By Massimo Passamani (excerpt)

The entire history of Western Civilization can be read as a systematic attempt to exclude and isolate the body. From Plato on, this has been seen as folly to control, impulse to repress, labor power to arrange, unconscious to psychoanalyze. The Platonic separation of the body and the mind, a separation carried out to the complete advantage of the latter (“The body is the tomb of the mind”), even accompanies the seemingly most radical expressions of thought. A profound liberation of individuals entails an equally profound transformation of the way we conceive the body, its expression and relations. Due to a battle-trained Christian heritage, we are led to believe that domination controls and expropriates a part of the human being without damaging her inner being.
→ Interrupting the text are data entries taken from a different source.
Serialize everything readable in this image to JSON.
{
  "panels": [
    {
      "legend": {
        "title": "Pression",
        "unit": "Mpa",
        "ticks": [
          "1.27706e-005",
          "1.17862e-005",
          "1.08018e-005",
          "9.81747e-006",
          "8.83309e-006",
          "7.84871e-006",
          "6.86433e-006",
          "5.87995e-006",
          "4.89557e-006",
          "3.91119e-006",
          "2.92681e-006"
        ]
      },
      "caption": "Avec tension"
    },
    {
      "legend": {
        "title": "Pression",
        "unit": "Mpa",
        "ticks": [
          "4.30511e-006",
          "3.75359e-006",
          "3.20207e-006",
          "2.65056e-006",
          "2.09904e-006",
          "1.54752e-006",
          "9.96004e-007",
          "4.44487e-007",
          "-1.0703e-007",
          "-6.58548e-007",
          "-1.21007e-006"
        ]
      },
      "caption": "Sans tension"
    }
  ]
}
I think instead that our body has suffered and continues to suffer a terrible mutilation. And this is not only due to the obvious aspects of control and alienation determined by technology. (That the bodies have been reduced to reservoirs of spare organs is clearly shown by the triumph of transplants, which is described with an insidious euphemism as a “frontier medicine.” But to me the reality seems much worse than pharmaceutical speculations and the dictatorship of medicine as a separate and powerful body reveals.) The food, the poisoned air, the daily relations have atrophied our senses. The dreadful chit-chat tortures both the mind and the body since no separation is possible between them. “Morality is exhaustion,” said Nietzsche. To affirm ones own life, that exuberance that demands to be given, entails a transformation of the senses, ideas and relationships. I have frequently come to see people as beautiful, even physically, who had seemed almost invisible to me until a short time earlier. When you test yourself in resistance, when you fight back with someone, you see in your friends beautiful individuals, and not the sad faces and bodies that extinguish their light. I believe we really are becoming beautiful in the moment when we resist that which attempts to separate thought from action.